Die erste Bonner Fahne zeigte den Preußenadler

Fahnenfabrik produziert seit 1866 in der Bundesstadt - Familienbetrieb in der fünften Generation - Werbeflaute trifft das Traditionsunternehmen kaum

Bonn. In großen Wäschekörben stapeln sich die Stoffbahnen: gelb für C & A, magenta für die Telekom, blau-weiß kariert für Löwenbräu. Zwischen den bunten Polyester-Bergen sitzen die Näherinnen.

Sie säumen Ränder und fügen Karabinerhaken an. Manche Arbeitsgänge in der Bonner Fahnenfabrik haben sich seit der Unternehmensgründung vor 132 Jahren kaum verändert.

Eine Etage tiefer in dem traditionsreichen Gebäude an der Nordbrücke hat die technische Entwicklung deutlichere Spuren hinterlassen. Bis zu 50 Meter lang sind die vier Siebdruckmaschinen, die Farbe auf die weiße Stoffbahnen bringen. Vieles läuft vollautomatisch.

Wenige Arbeiter überwachen den Druckvorgang oder programmieren die Computer-Steuerung. Durch große Siebe werden die Farben nacheinander auf den Stoff aufgetragen, bis ein gerastertes Bild entsteht. Anschließend wird der Druck fixiert, und der Stoff wandert weiter in die Waschmaschine.

"Unser wichtigster Geldbringer sind maschinell hergestellte Werbefahnen", sagt Paula Vieth, Vertriebsleiterin der Bonner Fahnenfabrik GmbH. Sie machten 80 Prozent der rund zehn Millionen Euro Jahresumsatz aus.

Aber das Traditionsunternehmen will das gesamte Angebotsspektrum für Fahnen abdecken: Tischfähnchen mit Familienwappen werden teils noch per Hand bedruckt und Vereinsfahnen auch in kleinen Auflagen genäht. Einzelaufträge wie die 30 mal 30 Meter große Fahne für einen Kunden aus Oman stellten jedoch Ausnahmen dar, so Vieth.

Im Lager liegen Länderflaggen von A bis Z geordnet. "Während der Fußball-Weltmeisterschaft haben bei uns die Telefone nicht mehr still gestanden vor lauter Bestellungen", erinnert sich Vieth.

Noch heute nähen die Fahnenhersteller zusätzliche Deutschlandflaggen, um das Lager wieder aufzufüllen. Mehr als zwei Millionen Quadratmeter Stoff verarbeitet das Unternehmen nach eigenen Angaben pro Jahr für rund 600 000 Fahnen.
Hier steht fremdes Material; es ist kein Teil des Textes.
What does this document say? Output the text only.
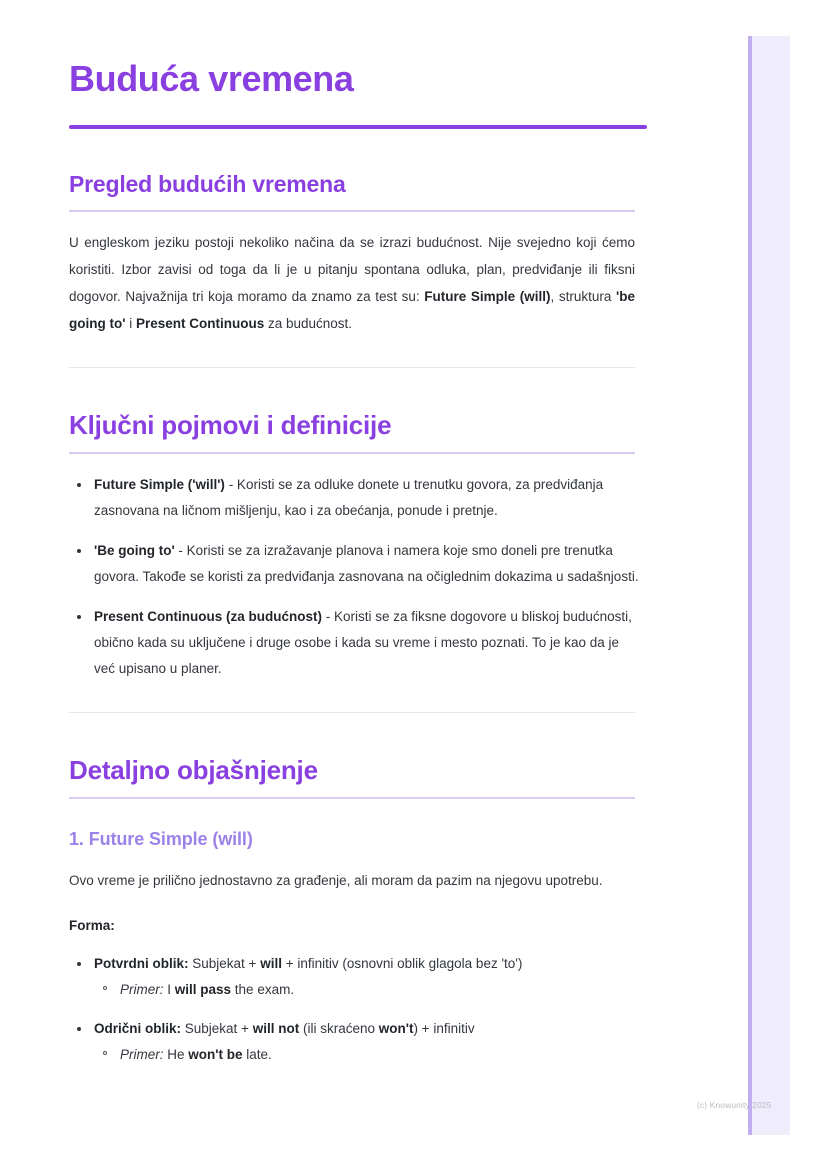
Buduća vremena
Pregled budućih vremena

U engleskom jeziku postoji nekoliko načina da se izrazi budućnost. Nije svejedno koji ćemo koristiti. Izbor zavisi od toga da li je u pitanju spontana odluka, plan, predviđanje ili fiksni dogovor. Najvažnija tri koja moramo da znamo za test su: Future Simple (will), struktura 'be going to' i Present Continuous za budućnost.

Ključni pojmovi i definicije
Future Simple ('will') - Koristi se za odluke donete u trenutku govora, za predviđanja zasnovana na ličnom mišljenju, kao i za obećanja, ponude i pretnje.
'Be going to' - Koristi se za izražavanje planova i namera koje smo doneli pre trenutka govora. Takođe se koristi za predviđanja zasnovana na očiglednim dokazima u sadašnjosti.
Present Continuous (za budućnost) - Koristi se za fiksne dogovore u bliskoj budućnosti, obično kada su uključene i druge osobe i kada su vreme i mesto poznati. To je kao da je već upisano u planer.
Detaljno objašnjenje
1. Future Simple (will)

Ovo vreme je prilično jednostavno za građenje, ali moram da pazim na njegovu upotrebu.

Forma:

Potvrdni oblik: Subjekat + will + infinitiv (osnovni oblik glagola bez 'to')
Primer: I will pass the exam.
Odrični oblik: Subjekat + will not (ili skraćeno won't) + infinitiv
Primer: He won't be late.
(c) Knowunity 2025
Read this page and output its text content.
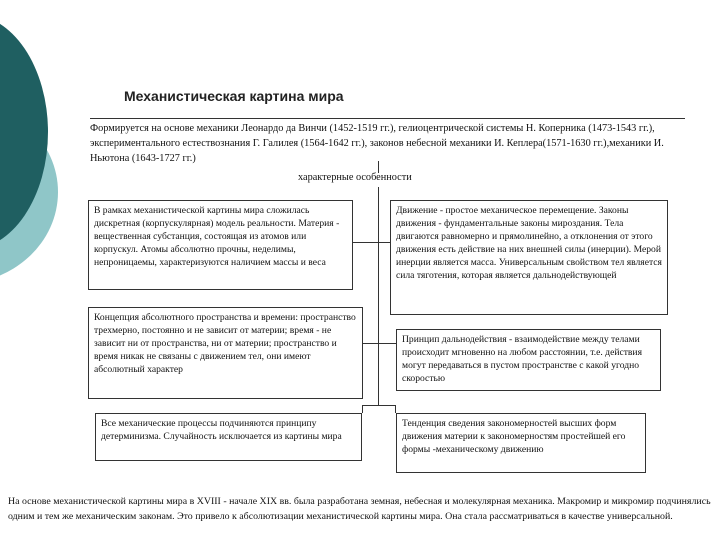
Механистическая картина мира
Формируется на основе механики Леонардо да Винчи (1452-1519 гг.), гелиоцентрической системы Н. Коперника (1473-1543 гг.), экспериментального естествознания Г. Галилея (1564-1642 гг.), законов небесной механики И. Кеплера(1571-1630 гг.),механики И. Ньютона (1643-1727 гг.)
характерные особенности
В рамках механистической картины мира сложилась дискретная (корпускулярная) модель реальности. Материя - вещественная субстанция, состоящая из атомов или корпускул. Атомы абсолютно прочны, неделимы, непроницаемы, характеризуются наличием массы и веса
Концепция абсолютного пространства и времени: пространство трехмерно, постоянно и не зависит от материи; время - не зависит ни от пространства, ни от материи; пространство и время никак не связаны с движением тел, они имеют абсолютный характер
Все механические процессы подчиняются принципу детерминизма. Случайность исключается из картины мира
Движение - простое механическое перемещение. Законы движения - фундаментальные законы мироздания. Тела двигаются равномерно и прямолинейно, а отклонения от этого движения есть действие на них внешней силы (инерции). Мерой инерции является масса. Универсальным свойством тел является сила тяготения, которая является дальнодействующей
Принцип дальнодействия - взаимодействие между телами происходит мгновенно на любом расстоянии, т.е. действия могут передаваться в пустом пространстве с какой угодно скоростью
Тенденция сведения закономерностей высших форм движения материи к закономерностям простейшей его формы -механическому движению
На основе механистической картины мира в XVIII - начале XIX вв. была разработана земная, небесная и молекулярная механика. Макромир и микромир подчинялись одним и тем же механическим законам. Это привело к абсолютизации механистической картины мира. Она стала рассматриваться в качестве универсальной.
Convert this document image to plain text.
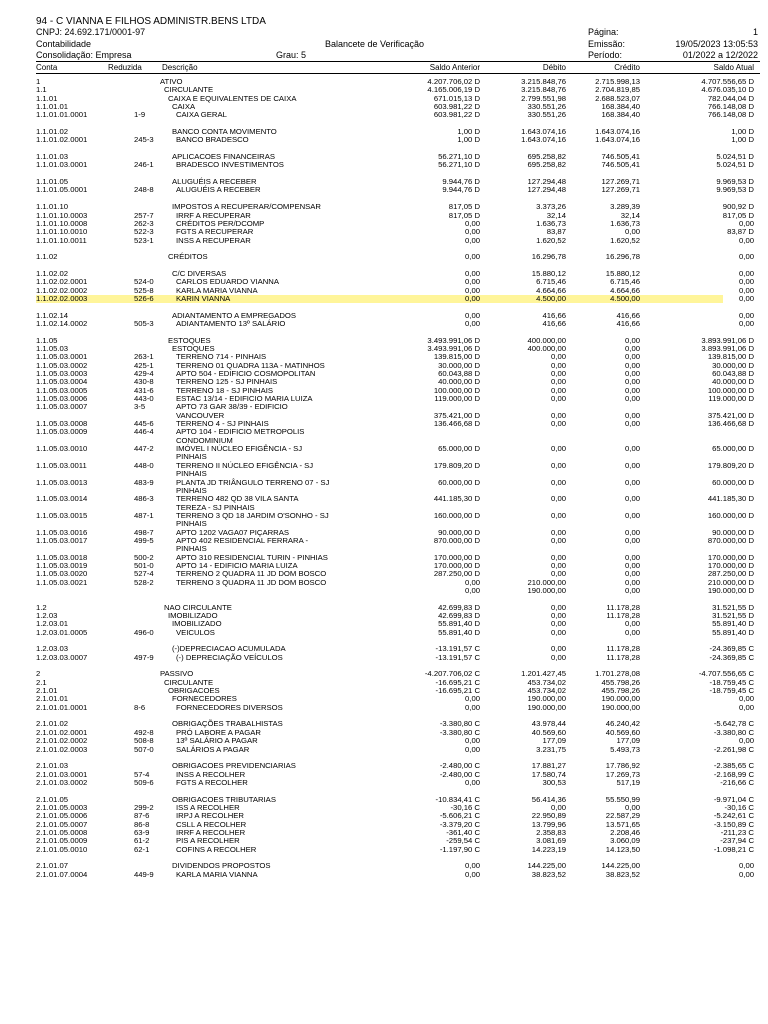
94 - C VIANNA E FILHOS ADMINISTR.BENS LTDA
CNPJ: 24.692.171/0001-97
Contabilidade
Consolidação: Empresa
Balancete de Verificação
Grau: 5
Página:	1
Emissão:	19/05/2023 13:05:53
Período:	01/2022 a 12/2022
Conta	Reduzida	Descrição	Saldo Anterior	Débito	Crédito	Saldo Atual
1	ATIVO	4.207.706,02 D	3.215.848,76	2.715.998,13	4.707.556,65 D
1.1	CIRCULANTE	4.165.006,19 D	3.215.848,76	2.704.819,85	4.676.035,10 D
1.1.01	CAIXA E EQUIVALENTES DE CAIXA	671.015,13 D	2.799.551,98	2.688.523,07	782.044,04 D
1.1.01.01	CAIXA	603.981,22 D	330.551,26	168.384,40	766.148,08 D
1.1.01.01.0001	1-9	CAIXA GERAL	603.981,22 D	330.551,26	168.384,40	766.148,08 D
1.1.01.02	BANCO CONTA MOVIMENTO	1,00 D	1.643.074,16	1.643.074,16	1,00 D
1.1.01.02.0001	245-3	BANCO BRADESCO	1,00 D	1.643.074,16	1.643.074,16	1,00 D
1.1.01.03	APLICACOES FINANCEIRAS	56.271,10 D	695.258,82	746.505,41	5.024,51 D
1.1.01.03.0001	246-1	BRADESCO INVESTIMENTOS	56.271,10 D	695.258,82	746.505,41	5.024,51 D
1.1.01.05	ALUGUÉIS A RECEBER	9.944,76 D	127.294,48	127.269,71	9.969,53 D
1.1.01.05.0001	248-8	ALUGUÉIS A RECEBER	9.944,76 D	127.294,48	127.269,71	9.969,53 D
1.1.01.10	IMPOSTOS A RECUPERAR/COMPENSAR	817,05 D	3.373,26	3.289,39	900,92 D
1.1.01.10.0003	257-7	IRRF A RECUPERAR	817,05 D	32,14	32,14	817,05 D
1.1.01.10.0008	262-3	CRÉDITOS PER/DCOMP	0,00	1.636,73	1.636,73	0,00
1.1.01.10.0010	522-3	FGTS A RECUPERAR	0,00	83,87	0,00	83,87 D
1.1.01.10.0011	523-1	INSS A RECUPERAR	0,00	1.620,52	1.620,52	0,00
1.1.02	CRÉDITOS	0,00	16.296,78	16.296,78	0,00
1.1.02.02	C/C DIVERSAS	0,00	15.880,12	15.880,12	0,00
1.1.02.02.0001	524-0	CARLOS EDUARDO VIANNA	0,00	6.715,46	6.715,46	0,00
1.1.02.02.0002	525-8	KARLA MARIA VIANNA	0,00	4.664,66	4.664,66	0,00
1.1.02.02.0003	526-6	KARIN VIANNA	0,00	4.500,00	4.500,00	0,00
1.1.02.14	ADIANTAMENTO A EMPREGADOS	0,00	416,66	416,66	0,00
1.1.02.14.0002	505-3	ADIANTAMENTO 13º SALÁRIO	0,00	416,66	416,66	0,00
1.1.05	ESTOQUES	3.493.991,06 D	400.000,00	0,00	3.893.991,06 D
1.1.05.03	ESTOQUES	3.493.991,06 D	400.000,00	0,00	3.893.991,06 D
1.1.05.03.0001	263-1	TERRENO 714 - PINHAIS	139.815,00 D	0,00	0,00	139.815,00 D
1.1.05.03.0002	425-1	TERRENO 01 QUADRA 113A - MATINHOS	30.000,00 D	0,00	0,00	30.000,00 D
1.1.05.03.0003	429-4	APTO 504 - EDIFICIO COSMOPOLITAN	60.043,88 D	0,00	0,00	60.043,88 D
1.1.05.03.0004	430-8	TERRENO 125 - SJ PINHAIS	40.000,00 D	0,00	0,00	40.000,00 D
1.1.05.03.0005	431-6	TERRENO 18 - SJ PINHAIS	100.000,00 D	0,00	0,00	100.000,00 D
1.1.05.03.0006	443-0	ESTAC 13/14 - EDIFICIO MARIA LUIZA	119.000,00 D	0,00	0,00	119.000,00 D
1.1.05.03.0007	3-5	APTO 73 GAR 38/39 - EDIFICIO
VANCOUVER	375.421,00 D	0,00	0,00	375.421,00 D
1.1.05.03.0008	445-6	TERRENO 4 - SJ PINHAIS	136.466,68 D	0,00	0,00	136.466,68 D
1.1.05.03.0009	446-4	APTO 104 - EDIFICIO METROPOLIS
CONDOMINIUM
1.1.05.03.0010	447-2	IMÓVEL I NÚCLEO EFIGÊNCIA - SJ	65.000,00 D	0,00	0,00	65.000,00 D
PINHAIS
1.1.05.03.0011	448-0	TERRENO II NÚCLEO EFIGÊNCIA - SJ	179.809,20 D	0,00	0,00	179.809,20 D
PINHAIS
1.1.05.03.0013	483-9	PLANTA JD TRIÂNGULO TERRENO 07 - SJ	60.000,00 D	0,00	0,00	60.000,00 D
PINHAIS
1.1.05.03.0014	486-3	TERRENO 482 QD 38 VILA SANTA	441.185,30 D	0,00	0,00	441.185,30 D
TEREZA - SJ PINHAIS
1.1.05.03.0015	487-1	TERRENO 3 QD 18 JARDIM O'SONHO - SJ	160.000,00 D	0,00	0,00	160.000,00 D
PINHAIS
1.1.05.03.0016	498-7	APTO 1202 VAGA07 PIÇARRAS	90.000,00 D	0,00	0,00	90.000,00 D
1.1.05.03.0017	499-5	APTO 402 RESIDENCIAL FERRARA -	870.000,00 D	0,00	0,00	870.000,00 D
PINHAIS
1.1.05.03.0018	500-2	APTO 310 RESIDENCIAL TURIN - PINHIAS	170.000,00 D	0,00	0,00	170.000,00 D
1.1.05.03.0019	501-0	APTO 14 - EDIFICIO MARIA LUIZA	170.000,00 D	0,00	0,00	170.000,00 D
1.1.05.03.0020	527-4	TERRENO 2 QUADRA 11 JD DOM BOSCO	287.250,00 D	0,00	0,00	287.250,00 D
1.1.05.03.0021	528-2	TERRENO 3 QUADRA 11 JD DOM BOSCO	0,00	210.000,00	0,00	210.000,00 D
0,00	190.000,00	0,00	190.000,00 D
1.2	NAO CIRCULANTE	42.699,83 D	0,00	11.178,28	31.521,55 D
1.2.03	IMOBILIZADO	42.699,83 D	0,00	11.178,28	31.521,55 D
1.2.03.01	IMOBILIZADO	55.891,40 D	0,00	0,00	55.891,40 D
1.2.03.01.0005	496-0	VEICULOS	55.891,40 D	0,00	0,00	55.891,40 D
1.2.03.03	(-)DEPRECIACAO ACUMULADA	-13.191,57 C	0,00	11.178,28	-24.369,85 C
1.2.03.03.0007	497-9	(-) DEPRECIAÇÃO VEÍCULOS	-13.191,57 C	0,00	11.178,28	-24.369,85 C
2	PASSIVO	-4.207.706,02 C	1.201.427,45	1.701.278,08	-4.707.556,65 C
2.1	CIRCULANTE	-16.695,21 C	453.734,02	455.798,26	-18.759,45 C
2.1.01	OBRIGACOES	-16.695,21 C	453.734,02	455.798,26	-18.759,45 C
2.1.01.01	FORNECEDORES	0,00	190.000,00	190.000,00	0,00
2.1.01.01.0001	8-6	FORNECEDORES DIVERSOS	0,00	190.000,00	190.000,00	0,00
2.1.01.02	OBRIGAÇÕES TRABALHISTAS	-3.380,80 C	43.978,44	46.240,42	-5.642,78 C
2.1.01.02.0001	492-8	PRÓ LABORE A PAGAR	-3.380,80 C	40.569,60	40.569,60	-3.380,80 C
2.1.01.02.0002	508-8	13º SALÁRIO A PAGAR	0,00	177,09	177,09	0,00
2.1.01.02.0003	507-0	SALÁRIOS A PAGAR	0,00	3.231,75	5.493,73	-2.261,98 C
2.1.01.03	OBRIGACOES PREVIDENCIARIAS	-2.480,00 C	17.881,27	17.786,92	-2.385,65 C
2.1.01.03.0001	57-4	INSS A RECOLHER	-2.480,00 C	17.580,74	17.269,73	-2.168,99 C
2.1.01.03.0002	509-6	FGTS A RECOLHER	0,00	300,53	517,19	-216,66 C
2.1.01.05	OBRIGACOES TRIBUTARIAS	-10.834,41 C	56.414,36	55.550,99	-9.971,04 C
2.1.01.05.0003	299-2	ISS A RECOLHER	-30,16 C	0,00	0,00	-30,16 C
2.1.01.05.0006	87-6	IRPJ A RECOLHER	-5.606,21 C	22.950,89	22.587,29	-5.242,61 C
2.1.01.05.0007	86-8	CSLL A RECOLHER	-3.379,20 C	13.799,96	13.571,65	-3.150,89 C
2.1.01.05.0008	63-9	IRRF A RECOLHER	-361,40 C	2.358,83	2.208,46	-211,23 C
2.1.01.05.0009	61-2	PIS A RECOLHER	-259,54 C	3.081,69	3.060,09	-237,94 C
2.1.01.05.0010	62-1	COFINS A RECOLHER	-1.197,90 C	14.223,19	14.123,50	-1.098,21 C
2.1.01.07	DIVIDENDOS PROPOSTOS	0,00	144.225,00	144.225,00	0,00
2.1.01.07.0004	449-9	KARLA MARIA VIANNA	0,00	38.823,52	38.823,52	0,00
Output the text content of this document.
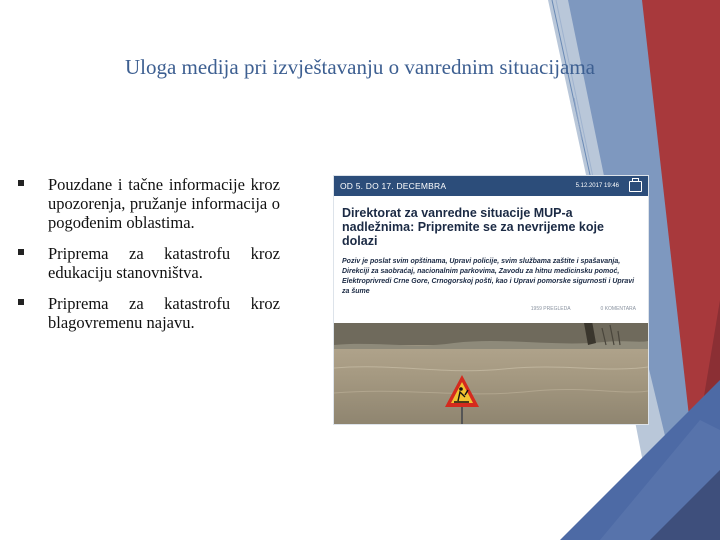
Uloga medija pri izvještavanju o vanrednim situacijama
Pouzdane i tačne informacije kroz upozorenja, pružanje informacija o pogođenim oblastima.
Priprema za katastrofu kroz edukaciju stanovništva.
Priprema za katastrofu kroz blagovremenu najavu.
OD 5. DO 17. DECEMBRA	5.12.2017 19:46
Direktorat za vanredne situacije MUP-a nadležnima: Pripremite se za nevrijeme koje dolazi
Poziv je poslat svim opštinama, Upravi policije, svim službama zaštite i spašavanja, Direkciji za saobraćaj, nacionalnim parkovima, Zavodu za hitnu medicinsku pomoć, Elektroprivredi Crne Gore, Crnogorskoj pošti, kao i Upravi pomorske sigurnosti i Upravi za šume
1959 PREGLEDA	0 KOMENTARA
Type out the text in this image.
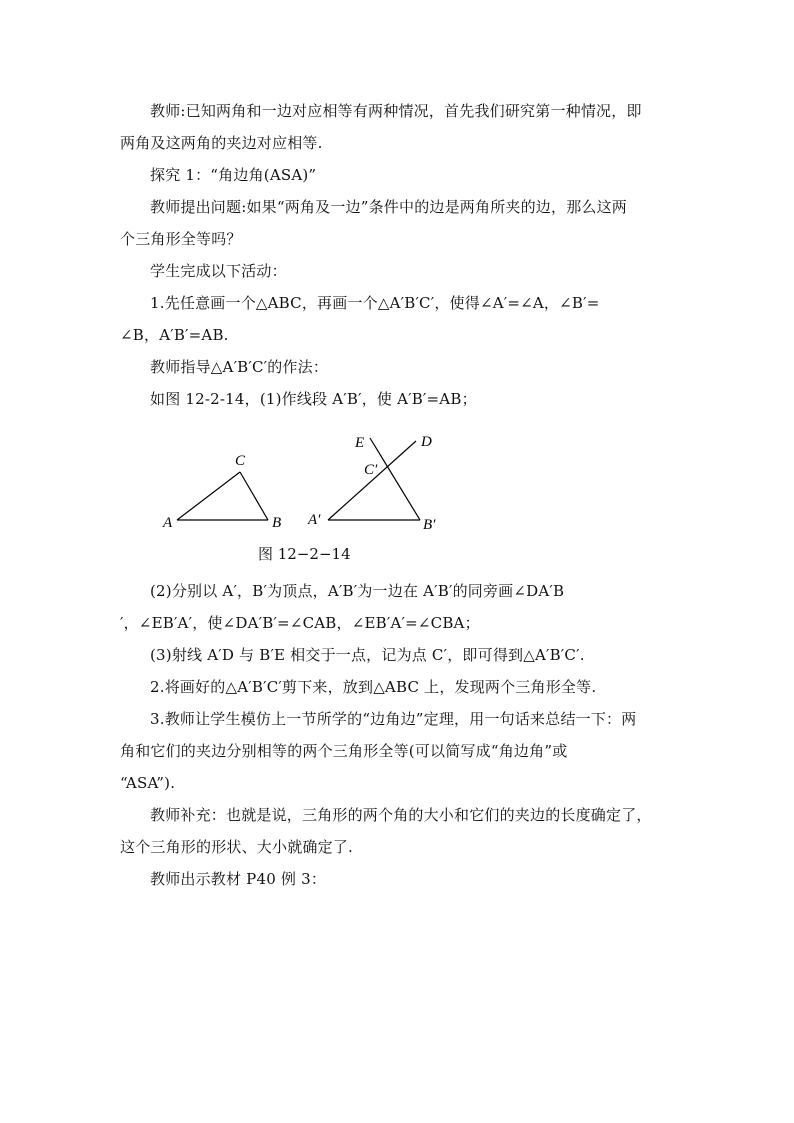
教师:已知两角和一边对应相等有两种情况，首先我们研究第一种情况，即
两角及这两角的夹边对应相等.
探究 1：“角边角(ASA)”
教师提出问题:如果“两角及一边”条件中的边是两角所夹的边，那么这两
个三角形全等吗？
学生完成以下活动：
1.先任意画一个△ABC，再画一个△A′B′C′，使得∠A′=∠A，∠B′=
∠B，A′B′=AB.
教师指导△A′B′C′的作法：
如图 12-2-14，(1)作线段 A′B′，使 A′B′=AB；
A	B
C
A′	B′
C′
D
E
图 12−2−14
(2)分别以 A′，B′为顶点，A′B′为一边在 A′B′的同旁画∠DA′B
′，∠EB′A′，使∠DA′B′=∠CAB，∠EB′A′=∠CBA；
(3)射线 A′D 与 B′E 相交于一点，记为点 C′，即可得到△A′B′C′.
2.将画好的△A′B′C′剪下来，放到△ABC 上，发现两个三角形全等.
3.教师让学生模仿上一节所学的“边角边”定理，用一句话来总结一下：两
角和它们的夹边分别相等的两个三角形全等(可以简写成“角边角”或
“ASA”).
教师补充：也就是说，三角形的两个角的大小和它们的夹边的长度确定了，
这个三角形的形状、大小就确定了.
教师出示教材 P40 例 3：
"Die Bewegung des Stoffes zieht das Auge reflexartig an", wirbt Vieth für ihr Produkt im Vergleich zu Plakaten. Deshalb sei die Nachfrage nach Fahnen trotz der aktuellen Flaute auf dem Werbemarkt eher gestiegen. Für 2002 erwartet das Bonner Unternehmen ein leichtes Umsatzplus, "wie auch in den vergangenen Jahren". Vor allem Hersteller von Markenprodukten setzten auch in Innenräumen verstärkt auf Werbeträger aus Stoff. Vieth: "Das sieht einfach edler aus."

Das Bonner Unternehmen sieht sich als Nummer zwei auf dem deutschen Markt nach einem Wuppertaler Konkurrenten. Vier Fahnenhersteller produzieren nach Angaben Vieths im Inland. "Beim digitalen Direktdruck auf Stoff sind wir Technologieführer" so die Vertriebsleiterin. 110 Beschäftigte arbeiten in dem Betrieb an der Nordbrücke.

Vor drei Jahren waren es noch 150. "Ein Grund für die Stellenstreichungen war die zunehmende Automatisierung", erklärt Vieth. Weitere Arbeitsplätze wolle das Unternehmen nicht abbauen.

Als Ein-Mann-Betrieb nahm die Firmengeschichte der Fahnenfabrik ihren Anfang. Der Koblenzer Josef Meyer gründete 1862 in Bonn ein Geschäft für Dekorationsartikel und Tapeten.

Die Siegesfeiern der preußischen Soldaten brachten den Unternehmer kurz darauf auf die Geschäftsidee: Mit Schablonen druckte er den Preußenadler auf weißen Stoff und nähte außen schwarze Streifen an - der erste in großer Stückzahl produzierte Verkaufsrenner der Bonner Fahnenfabrik.

Zur Gründung des Kaiserreichs im Jahr 1871 florierte der Betrieb bereits. 15 Prädikate als "Kaiserlicher Hoflieferant" konnte Unternehmensgründer Meyer 1880 vorweisen. Seine Nachkommen führen den Familienbetrieb heute bereits in der fünften Generation.